Perché Al Magrahi fosse rinchiuso in una cella, c'erano voluti anni di trattative con i libici: fino all'approdo al cosiddetto ''accordo Lockerbie''. Nel marzo 1999 Muammar Gheddafi annunciò l'intenzione di consegnare l'agente per l'arresto. Il colonnello libico attribuì il ''merito'' della sua decisione a Nelson Mandela e al re saudita.

Il colonnello parlò di sfida morale per l'Onu, chiedendo che fossero a questo punto consegnati, per essere processati in Libia, i 10 responsabili del raid aereo Usa su Tripoli del 1986 in cui morì nel palazzo presidenziale la figlioletta adottiva di Gheddafi.
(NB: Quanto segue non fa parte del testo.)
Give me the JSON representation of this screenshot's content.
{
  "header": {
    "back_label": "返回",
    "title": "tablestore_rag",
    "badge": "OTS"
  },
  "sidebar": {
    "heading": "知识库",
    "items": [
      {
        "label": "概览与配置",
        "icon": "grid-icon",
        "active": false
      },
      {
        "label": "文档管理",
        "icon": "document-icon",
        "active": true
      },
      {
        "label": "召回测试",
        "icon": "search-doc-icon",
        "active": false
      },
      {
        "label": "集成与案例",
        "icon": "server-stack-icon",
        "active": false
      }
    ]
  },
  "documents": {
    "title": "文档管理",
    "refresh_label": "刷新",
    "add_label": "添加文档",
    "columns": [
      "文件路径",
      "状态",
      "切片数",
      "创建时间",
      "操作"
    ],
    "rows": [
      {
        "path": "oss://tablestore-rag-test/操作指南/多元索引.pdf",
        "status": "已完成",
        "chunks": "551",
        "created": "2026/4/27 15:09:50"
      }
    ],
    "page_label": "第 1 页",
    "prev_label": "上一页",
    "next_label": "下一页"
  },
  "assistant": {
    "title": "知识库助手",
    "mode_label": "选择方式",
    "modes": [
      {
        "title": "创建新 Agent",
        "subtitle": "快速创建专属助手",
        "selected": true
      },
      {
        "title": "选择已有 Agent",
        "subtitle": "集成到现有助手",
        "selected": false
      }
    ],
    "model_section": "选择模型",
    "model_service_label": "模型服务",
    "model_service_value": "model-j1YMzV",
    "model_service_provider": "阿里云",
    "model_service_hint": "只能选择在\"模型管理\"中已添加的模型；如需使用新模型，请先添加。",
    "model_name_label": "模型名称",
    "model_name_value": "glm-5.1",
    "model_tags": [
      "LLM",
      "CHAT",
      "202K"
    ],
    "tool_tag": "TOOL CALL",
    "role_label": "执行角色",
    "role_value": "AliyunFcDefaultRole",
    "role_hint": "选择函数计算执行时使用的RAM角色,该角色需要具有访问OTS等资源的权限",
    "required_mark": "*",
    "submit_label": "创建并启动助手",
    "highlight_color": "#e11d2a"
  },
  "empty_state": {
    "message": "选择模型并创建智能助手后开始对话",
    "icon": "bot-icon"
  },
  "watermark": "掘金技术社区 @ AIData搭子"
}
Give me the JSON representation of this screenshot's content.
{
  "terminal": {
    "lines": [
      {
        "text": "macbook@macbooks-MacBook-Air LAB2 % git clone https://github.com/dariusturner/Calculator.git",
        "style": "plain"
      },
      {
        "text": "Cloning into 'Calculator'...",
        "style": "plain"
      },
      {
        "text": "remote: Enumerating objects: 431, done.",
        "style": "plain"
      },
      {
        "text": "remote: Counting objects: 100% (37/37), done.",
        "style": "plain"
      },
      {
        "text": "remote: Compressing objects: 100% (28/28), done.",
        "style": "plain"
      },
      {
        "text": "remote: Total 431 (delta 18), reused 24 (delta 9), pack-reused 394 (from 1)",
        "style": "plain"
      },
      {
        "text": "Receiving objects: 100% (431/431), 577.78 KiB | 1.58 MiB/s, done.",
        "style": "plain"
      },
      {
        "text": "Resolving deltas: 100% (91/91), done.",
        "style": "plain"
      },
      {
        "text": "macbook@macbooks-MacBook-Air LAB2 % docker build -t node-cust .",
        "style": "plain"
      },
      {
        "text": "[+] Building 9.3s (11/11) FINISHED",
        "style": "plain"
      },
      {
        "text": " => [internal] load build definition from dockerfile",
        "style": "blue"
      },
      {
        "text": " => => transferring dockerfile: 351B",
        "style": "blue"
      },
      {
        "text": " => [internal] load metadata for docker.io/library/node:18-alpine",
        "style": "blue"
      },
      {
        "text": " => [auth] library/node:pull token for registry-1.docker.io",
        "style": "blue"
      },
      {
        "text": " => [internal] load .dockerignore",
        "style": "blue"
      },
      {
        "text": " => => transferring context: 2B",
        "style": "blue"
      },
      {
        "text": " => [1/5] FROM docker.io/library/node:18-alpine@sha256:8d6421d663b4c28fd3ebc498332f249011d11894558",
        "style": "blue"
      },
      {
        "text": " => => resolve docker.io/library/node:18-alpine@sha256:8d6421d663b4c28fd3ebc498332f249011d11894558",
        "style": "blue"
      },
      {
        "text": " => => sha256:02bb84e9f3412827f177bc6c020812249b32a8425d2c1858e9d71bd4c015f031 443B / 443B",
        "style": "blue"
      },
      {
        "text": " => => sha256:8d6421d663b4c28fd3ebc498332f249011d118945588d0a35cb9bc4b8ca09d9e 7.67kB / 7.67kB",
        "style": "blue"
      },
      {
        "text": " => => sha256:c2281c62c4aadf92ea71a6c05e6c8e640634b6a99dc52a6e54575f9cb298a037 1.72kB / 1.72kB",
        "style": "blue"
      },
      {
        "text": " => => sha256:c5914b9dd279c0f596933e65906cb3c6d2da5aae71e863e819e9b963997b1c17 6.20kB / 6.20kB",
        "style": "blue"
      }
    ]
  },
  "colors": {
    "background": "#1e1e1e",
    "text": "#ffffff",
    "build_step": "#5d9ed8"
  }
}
I riflettori su Magrahi non si spensero neppure durante la detenzione: risale al 2001 un'intervista che rilasciò dal carcere, quando all'improvviso iniziò una specie di sciopero della fame: ''Digiuno per essere vicino a Dio. Dio mi è testimone, sono innocente'', disse anche in quella occasione nel motivare la sua decisione.

Dopo il rilascio, poi, comparve davanti alle telecamere il 9 settembre 2009, per il decennale dell'Unione Africana: sembrò a tutti provato, su una sedia a rotelle, e una mascherina al volto. Un mese dopo, il 21 ottobre, si diffuse all'improvviso la notizia che fosse morto: smentita in pochi minuti dall'emittente televisiva che aveva dato la notizia. Oggi Al Magrahi è ancora vivo, come dimostrato dall'ultima immagine di una tv libica.